Hugo Pompougnac est chercheur en informatique, compilation et machine learning. Il est par ailleurs président d’Espaces Marx, membre d’AC et du médias Nos Révolutions et co-auteur de l’ouvrage Que Faire de l’IA ? C’est donc en tant que spécialiste de l’IA, mais aussi comme militant et intellectuel communiste que ce temps d’échange avec lui a été organisé.
Lors de cette rencontre, Hugo Pompougnac, s’est attaché a déconstruire les fantasmes entourant l’Intelligence Artificielle. Loin d’être une entité autonome, l’IA s’apparente selon lui à une vaste archive de l’intelligence humaine collective, qu’il s’agit désormais de politiser.
Pour Hugo Pompougnac, le terme « intelligence artificielle » est trompeur. Il ne s’agit pas d’une pensée, mais d’une « compression statistique » de l’information humaine collectée sur Internet.
En passant des systèmes experts des années 80 aux réseaux de neurones profonds d’aujourd’hui, la véritable rupture ne réside pas tant dans une soudaine « conscience » des machines que dans une révolution de l’interface. Il a insisté sur le fait qu’avec ChatGPT, l’interaction avec la donnée devient universelle : plus besoin de coder, le langage naturel suffit.
Il compare cette étape à l’invention de la presse de Gutenberg : une technologie de stockage et de diffusion qui bouleverse notre rapport au savoir, sans pour autant se substituer à la rigueur intellectuelle nécessaire pour l’utiliser. L’un des points cruciaux de l’entretien a porté sur la menace que l’IA ferait peser sur l’emploi. Le chercheur invite à la nuance en invoquant le « paradoxe de Solow » : malgré l’omniprésence du numérique, les gains de productivité globaux stagnent.

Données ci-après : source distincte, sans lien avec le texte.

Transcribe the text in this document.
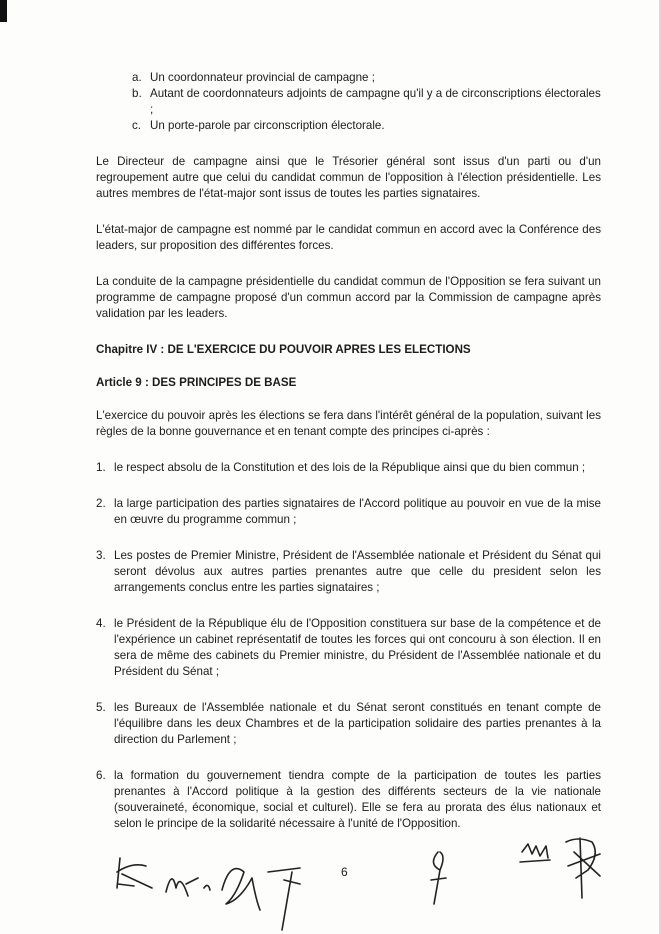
a. Un coordonnateur provincial de campagne ;
b. Autant de coordonnateurs adjoints de campagne qu'il y a de circonscriptions électorales ;
c. Un porte-parole par circonscription électorale.

Le Directeur de campagne ainsi que le Trésorier général sont issus d'un parti ou d'un regroupement autre que celui du candidat commun de l'opposition à l'élection présidentielle. Les autres membres de l'état-major sont issus de toutes les parties signataires.

L'état-major de campagne est nommé par le candidat commun en accord avec la Conférence des leaders, sur proposition des différentes forces.

La conduite de la campagne présidentielle du candidat commun de l'Opposition se fera suivant un programme de campagne proposé d'un commun accord par la Commission de campagne après validation par les leaders.

Chapitre IV : DE L'EXERCICE DU POUVOIR APRES LES ELECTIONS
Article 9 : DES PRINCIPES DE BASE

L'exercice du pouvoir après les élections se fera dans l'intérêt général de la population, suivant les règles de la bonne gouvernance et en tenant compte des principes ci-après :

1. le respect absolu de la Constitution et des lois de la République ainsi que du bien commun ;
2. la large participation des parties signataires de l'Accord politique au pouvoir en vue de la mise en œuvre du programme commun ;
3. Les postes de Premier Ministre, Président de l'Assemblée nationale et Président du Sénat qui seront dévolus aux autres parties prenantes autre que celle du president selon les arrangements conclus entre les parties signataires ;
4. le Président de la République élu de l'Opposition constituera sur base de la compétence et de l'expérience un cabinet représentatif de toutes les forces qui ont concouru à son élection. Il en sera de même des cabinets du Premier ministre, du Président de l'Assemblée nationale et du Président du Sénat ;
5. les Bureaux de l'Assemblée nationale et du Sénat seront constitués en tenant compte de l'équilibre dans les deux Chambres et de la participation solidaire des parties prenantes à la direction du Parlement ;
6. la formation du gouvernement tiendra compte de la participation de toutes les parties prenantes à l'Accord politique à la gestion des différents secteurs de la vie nationale (souveraineté, économique, social et culturel). Elle se fera au prorata des élus nationaux et selon le principe de la solidarité nécessaire à l'unité de l'Opposition.
6
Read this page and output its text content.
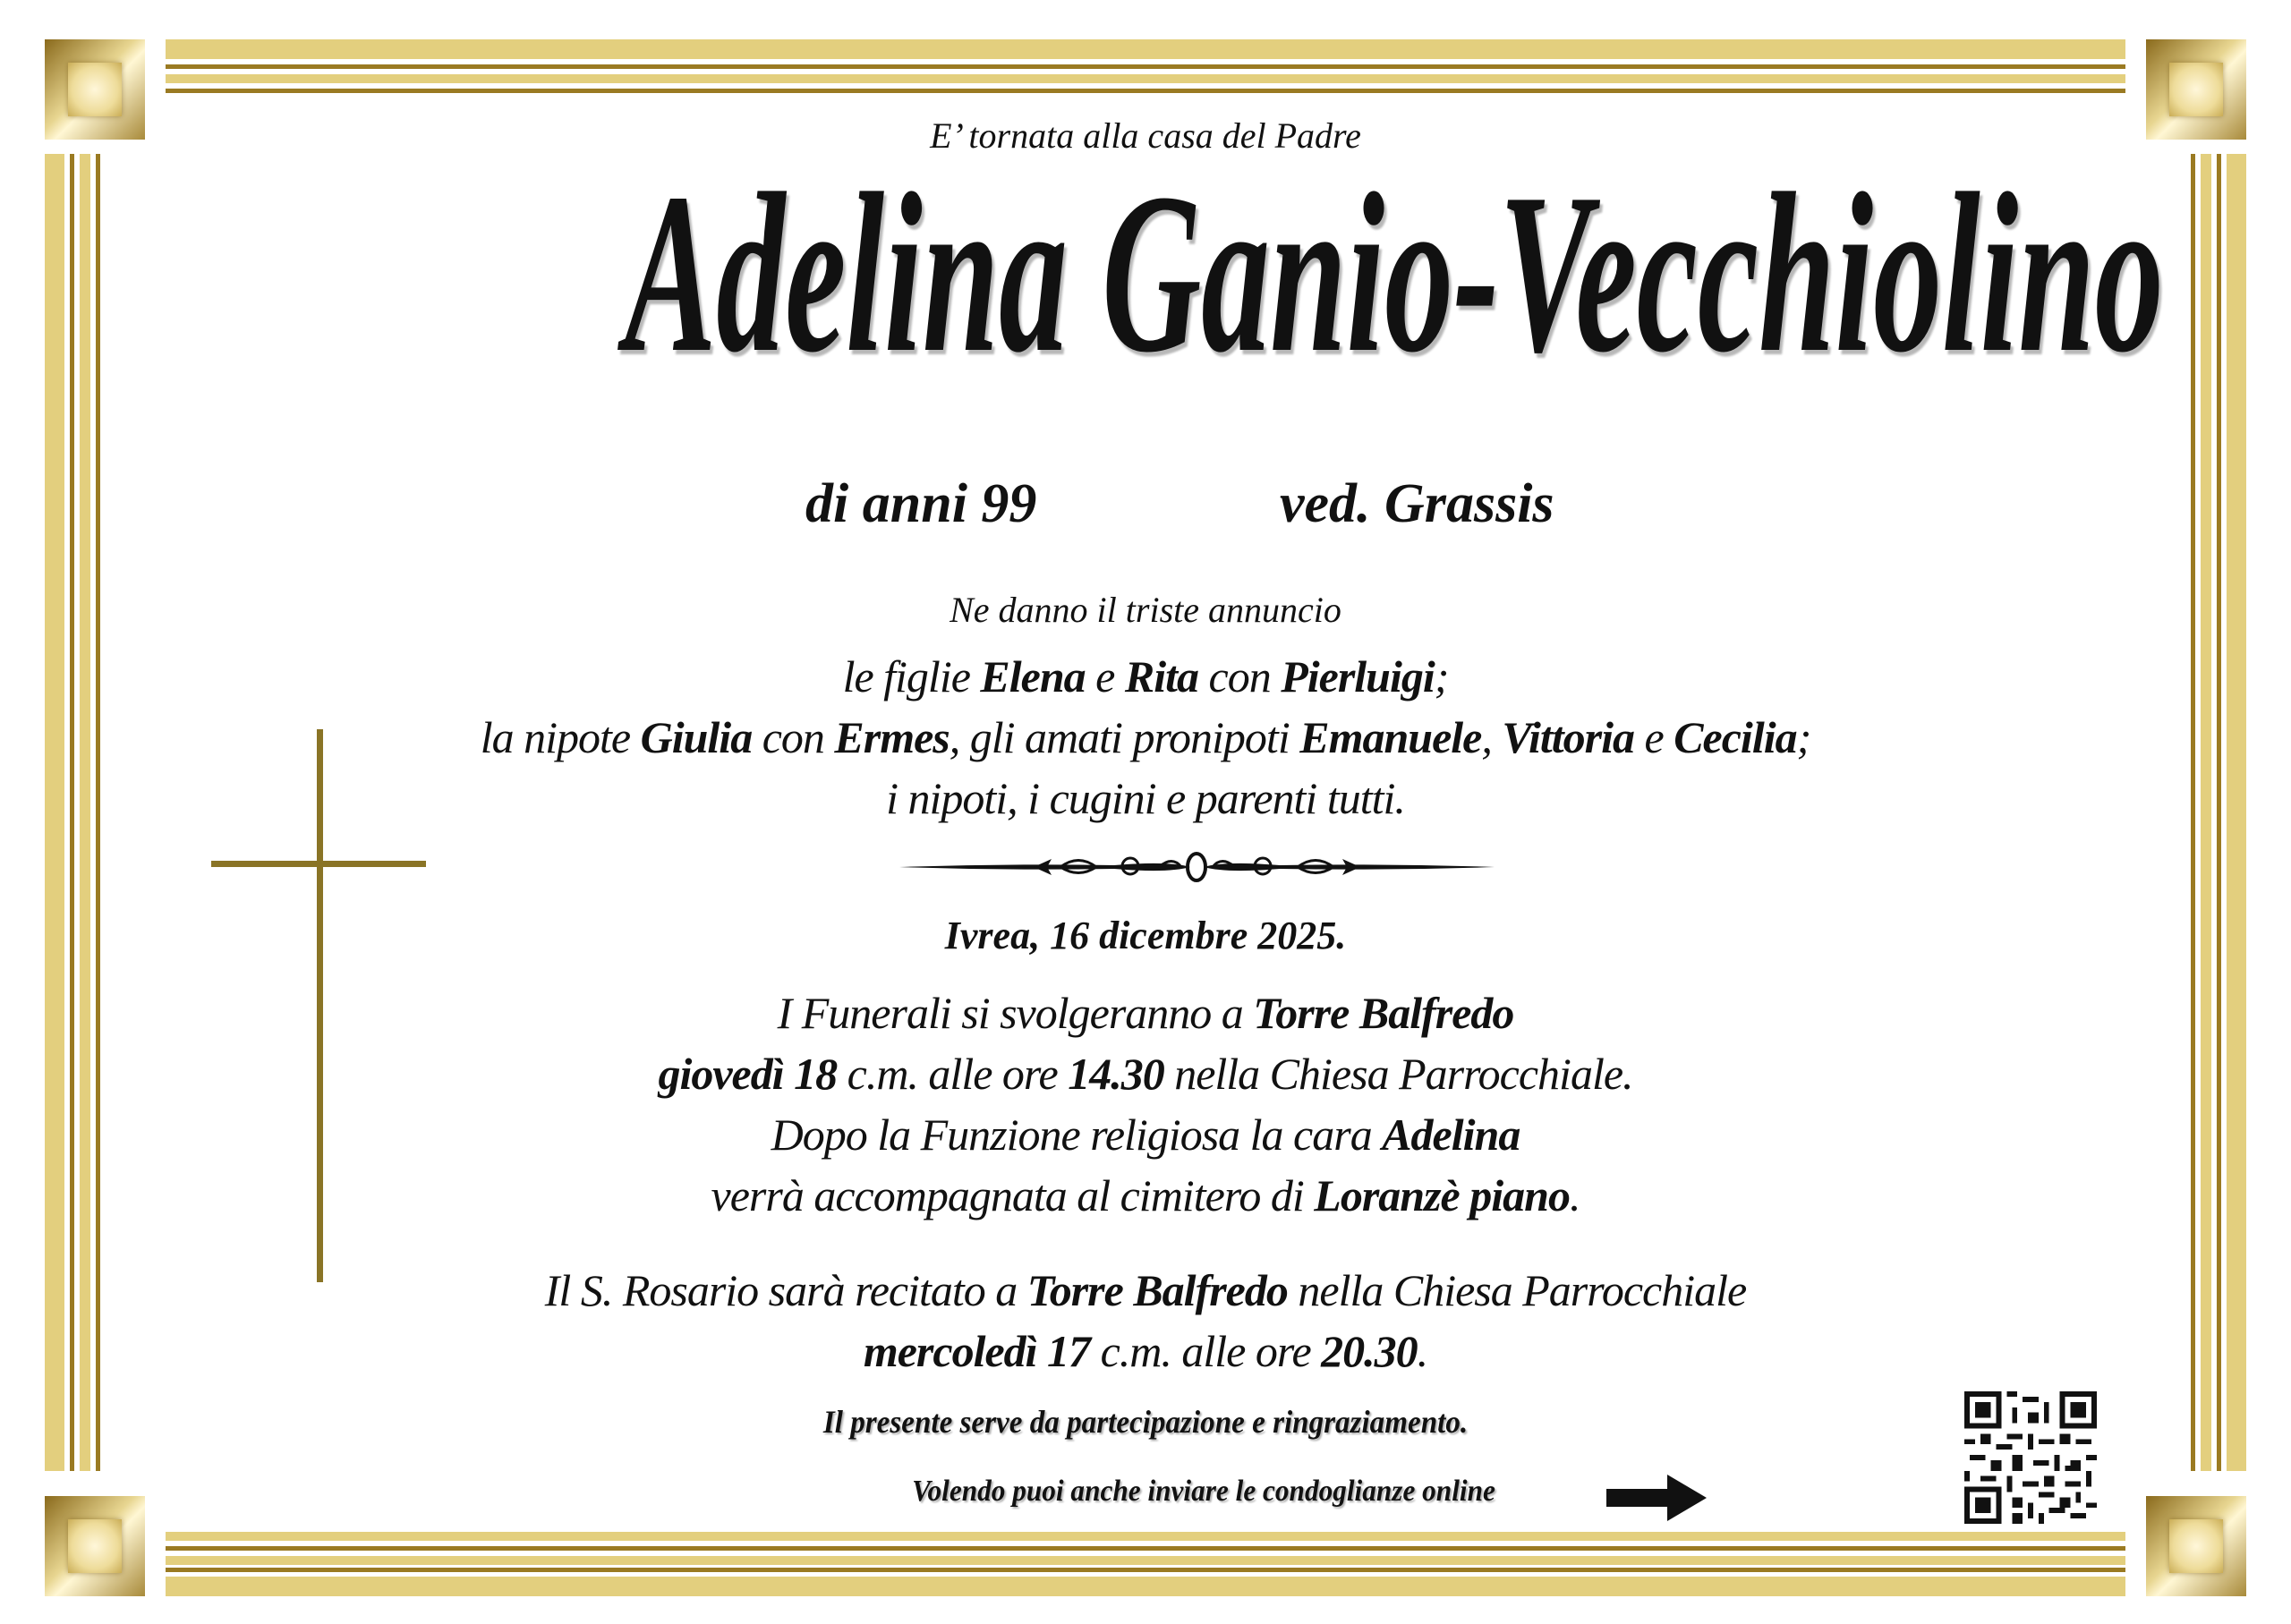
E’ tornata alla casa del Padre
Adelina Ganio-Vecchiolino
di anni 99	ved. Grassis
Ne danno il triste annuncio
le figlie Elena e Rita con Pierluigi;
la nipote Giulia con Ermes, gli amati pronipoti Emanuele, Vittoria e Cecilia;
i nipoti, i cugini e parenti tutti.
Ivrea, 16 dicembre 2025.
I Funerali si svolgeranno a Torre Balfredo
giovedì 18 c.m. alle ore 14.30 nella Chiesa Parrocchiale.
Dopo la Funzione religiosa la cara Adelina
verrà accompagnata al cimitero di Loranzè piano.
Il S. Rosario sarà recitato a Torre Balfredo nella Chiesa Parrocchiale
mercoledì 17 c.m. alle ore 20.30.
Il presente serve da partecipazione e ringraziamento.
Volendo puoi anche inviare le condoglianze online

Derrière le discours alarmiste sur la fin du travail se cacherait souvent une stratégie managériale classique visant à discipliner les salariés. D’autant que le coût réel de l’IA est aujourd’hui masqué par une bulle spéculative. Entre la consommation énergétique abyssale des data centers et la main-d’œuvre humaine nécessaire pour entraîner ces modèles, l’IA est loin d’être une solution magique et gratuite.
Sur le plan social, le danger réside moins dans l’outil que dans son usage : si l’administration utilise l’IA pour profiler les bénéficiaires d’aides sociales, pourquoi ne pas retourner l’algorithme pour traquer la fraude fiscale des plus riches ? Face à la désinformation, l’invité se montre paradoxalement optimiste. L’IA pourrait générer une « méfiance critique » salutaire, poussant les citoyens à ne plus croire une information par simple réflexe d’autorité, mais à vérifier les sources.
La conclusion de l’échange sonne comme un appel à l’action : plutôt que de subir ou de rejeter en bloc ces technologies, les forces de transformation sociale doivent s’en emparer. Que ce soit pour analyser des flux économiques complexes ou pour assister la création artistique et l’éducation, l’IA peut devenir un levier d’émancipation. Le projet porté par l’Espace Marx — un guide de l’IA pour le militantisme — illustre cette volonté de reprendre le contrôle sur les outils du siècle, afin de les orienter vers des objectifs de progrès social plutôt que de simple profit.